Matter of Findlay v MTA Bus Co. |
2020 NY Slip Op 03611 |
Decided on June 25, 2020 |
Appellate Division, First Department |
Published by New York State Law Reporting Bureau pursuant to Judiciary Law § 431. |
This opinion is uncorrected and subject to revision before publication in the Official Reports. |
Decided on June 25, 2020
Renwick, J.P., Mazzarelli, Webber, Kern, Moulton, JJ.
11709 654528/19
v
MTA Bus Company, et al., Respondents-Respondents.
Law Office of Jason Tenenbaum, P.C., Garden City (Jason Tenenbaum of counsel), for appellant.
Jones Jones, LLC, New York (Jacqueline R. Mancino of counsel), for respondents.
Order, Supreme Court, New York County (Carol R. Edmead, J.), entered October 21, 2019, which, inter alia, denied the petition brought pursuant to CPLR article 75 to vacate a master arbitration award, dated June 17, 2019, affirming the award of the lower arbitrator denying petitioner no-fault benefits, and granted respondent MTA Bus Company's application to confirm the master arbitration award, unanimously affirmed, without costs.
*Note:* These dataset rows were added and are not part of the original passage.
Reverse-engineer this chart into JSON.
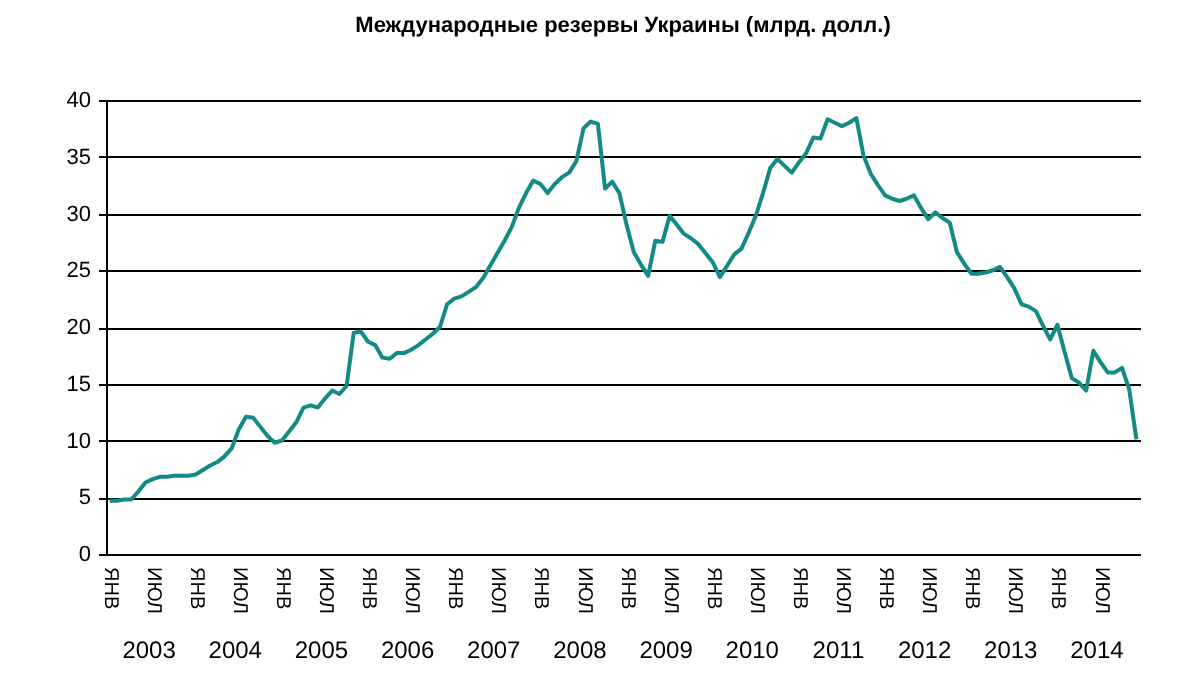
{
  "chart_data": {
    "type": "line",
    "title": "Международные резервы Украины (млрд. долл.)",
    "ylim": [
      0,
      40
    ],
    "yticks": [
      0,
      5,
      10,
      15,
      20,
      25,
      30,
      35,
      40
    ],
    "grid": "y",
    "categories": [
      "ЯНВ",
      null,
      null,
      null,
      null,
      null,
      "ИЮЛ",
      null,
      null,
      null,
      null,
      null,
      "ЯНВ",
      null,
      null,
      null,
      null,
      null,
      "ИЮЛ",
      null,
      null,
      null,
      null,
      null,
      "ЯНВ",
      null,
      null,
      null,
      null,
      null,
      "ИЮЛ",
      null,
      null,
      null,
      null,
      null,
      "ЯНВ",
      null,
      null,
      null,
      null,
      null,
      "ИЮЛ",
      null,
      null,
      null,
      null,
      null,
      "ЯНВ",
      null,
      null,
      null,
      null,
      null,
      "ИЮЛ",
      null,
      null,
      null,
      null,
      null,
      "ЯНВ",
      null,
      null,
      null,
      null,
      null,
      "ИЮЛ",
      null,
      null,
      null,
      null,
      null,
      "ЯНВ",
      null,
      null,
      null,
      null,
      null,
      "ИЮЛ",
      null,
      null,
      null,
      null,
      null,
      "ЯНВ",
      null,
      null,
      null,
      null,
      null,
      "ИЮЛ",
      null,
      null,
      null,
      null,
      null,
      "ЯНВ",
      null,
      null,
      null,
      null,
      null,
      "ИЮЛ",
      null,
      null,
      null,
      null,
      null,
      "ЯНВ",
      null,
      null,
      null,
      null,
      null,
      "ИЮЛ",
      null,
      null,
      null,
      null,
      null,
      "ЯНВ",
      null,
      null,
      null,
      null,
      null,
      "ИЮЛ",
      null,
      null,
      null,
      null,
      null,
      "ЯНВ",
      null,
      null,
      null,
      null,
      null,
      "ИЮЛ",
      null,
      null,
      null,
      null,
      null
    ],
    "annotations": [
      "2003",
      "2004",
      "2005",
      "2006",
      "2007",
      "2008",
      "2009",
      "2010",
      "2011",
      "2012",
      "2013",
      "2014"
    ],
    "series": [
      {
        "color": "#138a84",
        "values": [
          4.7,
          4.7,
          4.8,
          4.8,
          5.5,
          6.3,
          6.6,
          6.8,
          6.8,
          6.9,
          6.9,
          6.9,
          7.0,
          7.4,
          7.8,
          8.1,
          8.6,
          9.3,
          11.0,
          12.1,
          12.0,
          11.2,
          10.4,
          9.8,
          10.0,
          10.8,
          11.6,
          12.9,
          13.1,
          12.9,
          13.7,
          14.4,
          14.1,
          14.8,
          19.5,
          19.6,
          18.7,
          18.4,
          17.3,
          17.2,
          17.7,
          17.7,
          18.0,
          18.4,
          18.9,
          19.4,
          20.0,
          22.0,
          22.5,
          22.7,
          23.1,
          23.5,
          24.3,
          25.4,
          26.5,
          27.6,
          28.8,
          30.5,
          31.8,
          32.9,
          32.6,
          31.8,
          32.6,
          33.2,
          33.6,
          34.6,
          37.5,
          38.1,
          37.9,
          32.2,
          32.8,
          31.8,
          29.0,
          26.6,
          25.5,
          24.5,
          27.6,
          27.5,
          29.8,
          29.0,
          28.2,
          27.8,
          27.3,
          26.5,
          25.7,
          24.4,
          25.4,
          26.4,
          26.9,
          28.3,
          29.8,
          31.8,
          34.0,
          34.8,
          34.2,
          33.6,
          34.5,
          35.3,
          36.7,
          36.6,
          38.3,
          38.0,
          37.7,
          38.0,
          38.4,
          35.1,
          33.5,
          32.5,
          31.6,
          31.3,
          31.1,
          31.3,
          31.6,
          30.5,
          29.5,
          30.1,
          29.6,
          29.2,
          26.6,
          25.6,
          24.7,
          24.7,
          24.8,
          25.0,
          25.3,
          24.4,
          23.4,
          22.0,
          21.8,
          21.4,
          20.1,
          18.9,
          20.2,
          17.8,
          15.5,
          15.1,
          14.4,
          17.9,
          16.9,
          16.0,
          16.0,
          16.4,
          14.5,
          10.1
        ]
      }
    ]
  }
}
The master arbitrator reviewed the no-fault arbitrator's determination and the parties' submissions regarding petitioner's lost wage claim. The master arbitrator's award was based upon the evidence presented and was not irrational (see Matter of Kowaleski [New York State Dept. of Correctional Servs.], 16 NY3d 85, 90-91 [2010]). Petitioner submitted numerous no-fault forms and tax forms which contained contradictory evidence regarding his employer, job title and relationship to his employer. These documents were also contradictory as to the amount of his contractual pay rate, how often he was paid, his last day of work, and how much income he actually received.
Petitioner's testimony, both at the arbitration hearing and at a prior deposition, also contained conflicting information regarding his lost wage claim. The no-fault arbitrator found that petitioner's testimony was "contradictory and unsupported," and as acknowledged by the master arbitrator such credibility determinations were within the arbitrator's discretion to make (see Matter of Miller v Elrac, LLC, 170 AD3d 436 [1st Dept 2019], lv denied 33 NY3d 907 [2019]).
Finally, the arbitrator acted within her authority to refuse to consider petitioner's employment contract which had been previously requested but not submitted prior to the close of evidence. Accordingly, the master arbitrator properly only considered the record before the no-fault arbitrator.
THIS CONSTITUTES THE DECISION AND ORDER
OF THE SUPREME COURT, APPELLATE DIVISION, FIRST DEPARTMENT.